En el caso de la muerte de Meco hubo dos grupos de personas interesadas. Mientras las unas impedían que llegara a saberse oficialmente quiénes eran los autores del crimen, las otras se morían de las ganas por saberlo. De ahí que surgiera el dicho: «¿Quién mató a Meco?» Las consumía una curiosidad natural, lo cual no tiene nada de extraño. Ante un crimen pasional como ese, lo que sí nos extrañaría es que se mostraran indiferentes. Siendo así, ¿por qué será que hay tantas personas que desconocen el crimen pasional más grande que jamás haya perpetrado la humanidad? ¿Acaso no es eso lo que sucedió cuando Jesucristo, el Hijo de Dios, murió por nuestros pecados, colgado en una cruz?
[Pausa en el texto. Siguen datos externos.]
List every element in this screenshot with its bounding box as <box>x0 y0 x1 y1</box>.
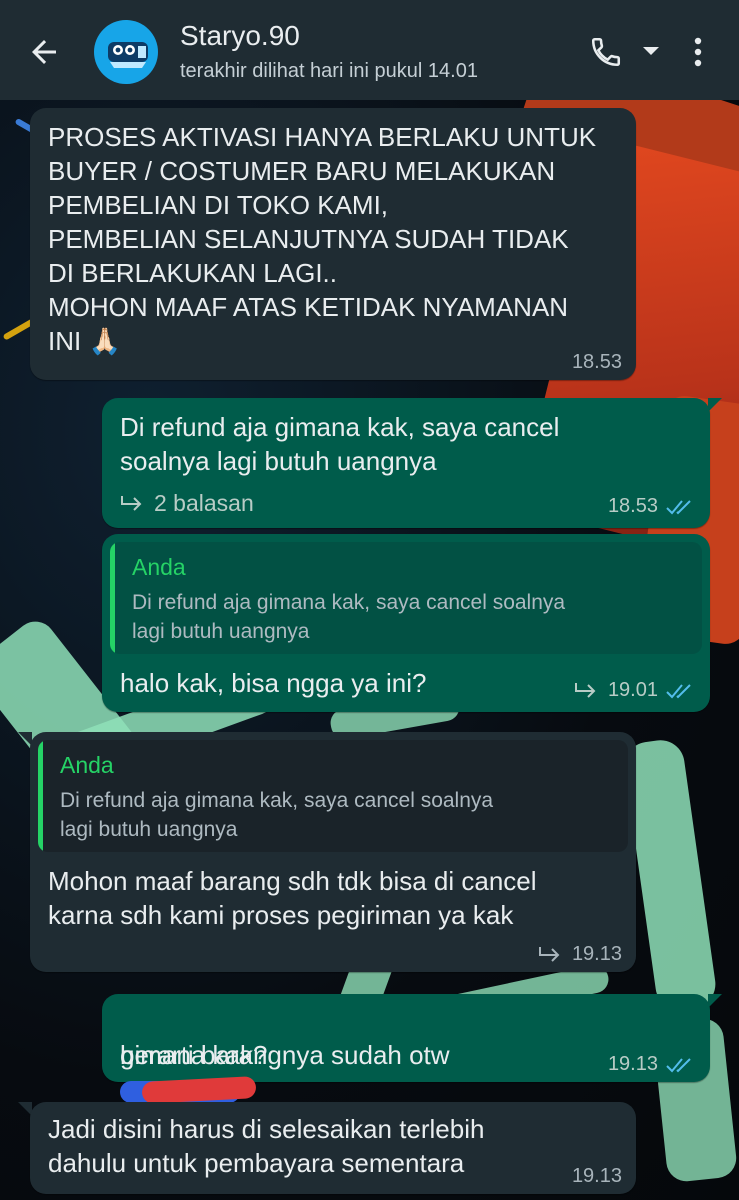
read-ticks-icon <box>666 683 691 698</box>
quote-author: Anda <box>132 554 186 580</box>
quoted-message[interactable]: Anda Di refund aja gimana kak, saya canc… <box>110 542 702 654</box>
contact-name[interactable]: Staryo.90 <box>180 20 300 52</box>
read-ticks-icon <box>666 499 691 514</box>
avatar[interactable] <box>94 20 158 84</box>
message-text: PROSES AKTIVASI HANYA BERLAKU UNTUK BUYE… <box>48 122 597 356</box>
message-bubble-outgoing[interactable]: Di refund aja gimana kak, saya cancel so… <box>102 398 710 528</box>
message-text: Di refund aja gimana kak, saya cancel so… <box>120 412 560 476</box>
quote-accent-bar <box>38 740 43 852</box>
message-bubble-incoming[interactable]: Anda Di refund aja gimana kak, saya canc… <box>30 732 636 972</box>
message-bubble-outgoing[interactable]: Anda Di refund aja gimana kak, saya canc… <box>102 534 710 712</box>
message-time: 19.13 <box>607 1053 658 1075</box>
read-ticks-icon <box>666 1057 691 1072</box>
message-text: Mohon maaf barang sdh tdk bisa di cancel… <box>48 866 537 930</box>
message-text: Jadi disini harus di selesaikan terlebih… <box>48 1114 485 1178</box>
bubble-tail <box>708 398 722 412</box>
forwarded-reply-icon <box>574 682 596 698</box>
message-time: 18.53 <box>571 351 622 373</box>
quoted-message[interactable]: Anda Di refund aja gimana kak, saya canc… <box>38 740 628 852</box>
forwarded-reply-icon <box>538 946 560 962</box>
message-bubble-incoming[interactable]: PROSES AKTIVASI HANYA BERLAKU UNTUK BUYE… <box>30 108 636 380</box>
quote-accent-bar <box>110 542 115 654</box>
back-arrow-icon[interactable] <box>22 30 66 74</box>
message-text-line2: gimana kak? <box>120 1040 268 1070</box>
last-seen-status: terakhir dilihat hari ini pukul 14.01 <box>180 60 478 82</box>
more-vert-icon[interactable] <box>680 30 716 74</box>
phone-icon[interactable] <box>584 30 628 74</box>
message-time: 19.13 <box>571 1165 622 1187</box>
chat-header: Staryo.90 terakhir dilihat hari ini puku… <box>0 0 739 100</box>
message-time: 18.53 <box>607 495 658 517</box>
quote-author: Anda <box>60 752 114 778</box>
quote-text: Di refund aja gimana kak, saya cancel so… <box>132 591 566 643</box>
replies-count: 2 balasan <box>154 490 254 516</box>
bubble-tail <box>708 994 722 1008</box>
quote-text: Di refund aja gimana kak, saya cancel so… <box>60 789 494 841</box>
dropdown-caret-icon[interactable] <box>638 36 664 66</box>
message-time: 19.13 <box>571 943 622 965</box>
message-time: 19.01 <box>607 679 658 701</box>
message-bubble-outgoing[interactable]: berarti barangnya sudah otw atau gimana … <box>102 994 710 1138</box>
redaction-scribble <box>120 1076 257 1105</box>
replies-link[interactable]: 2 balasan <box>120 490 254 517</box>
message-text: halo kak, bisa ngga ya ini? <box>120 668 427 698</box>
reply-arrow-icon <box>121 495 142 511</box>
message-bubble-incoming[interactable]: Jadi disini harus di selesaikan terlebih… <box>30 1102 636 1194</box>
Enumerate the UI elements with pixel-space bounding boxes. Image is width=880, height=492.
Al fin y al cabo, ¿quién mató a Jesús? Esa es la pregunta que exige respuesta.
Tal vez la razón por la que tantos evitamos encarar esa pregunta es que la respuesta nos señala a nosotros mismos. Al igual que los vecinos de Pontevedra, debemos responder: «¡Lo matamos todos nosotros!», sólo que en el caso de ellos no era necesariamente la verdad, mientras que en el nuestro sí lo es.
Cuando San Pedro acusó a los judíos de matar a Jesús, crucificándolo por medio de hombres malvados,2 en cierto sentido nos estaba señalando a la vez a nosotros, pues fueron los pecados nuestros, junto con los de la humanidad de todos los tiempos, la causa fundamental de su muerte en la cruz.
Sin embargo, si bien es cierto que los autores del crimen de la Pasión de Cristo somos nosotros, el Autor intelectual de esa Pasión es Él. Nosotros dimos el golpe mortal, eso sí, pero fue Cristo quien dio el golpe de gracia; pues fue por su gracia que a todos nosotros que lo matamos nos salvó de la condenación de ese crimen que Él sabe que cometimos y que por lo tanto no tenemos que ocultar.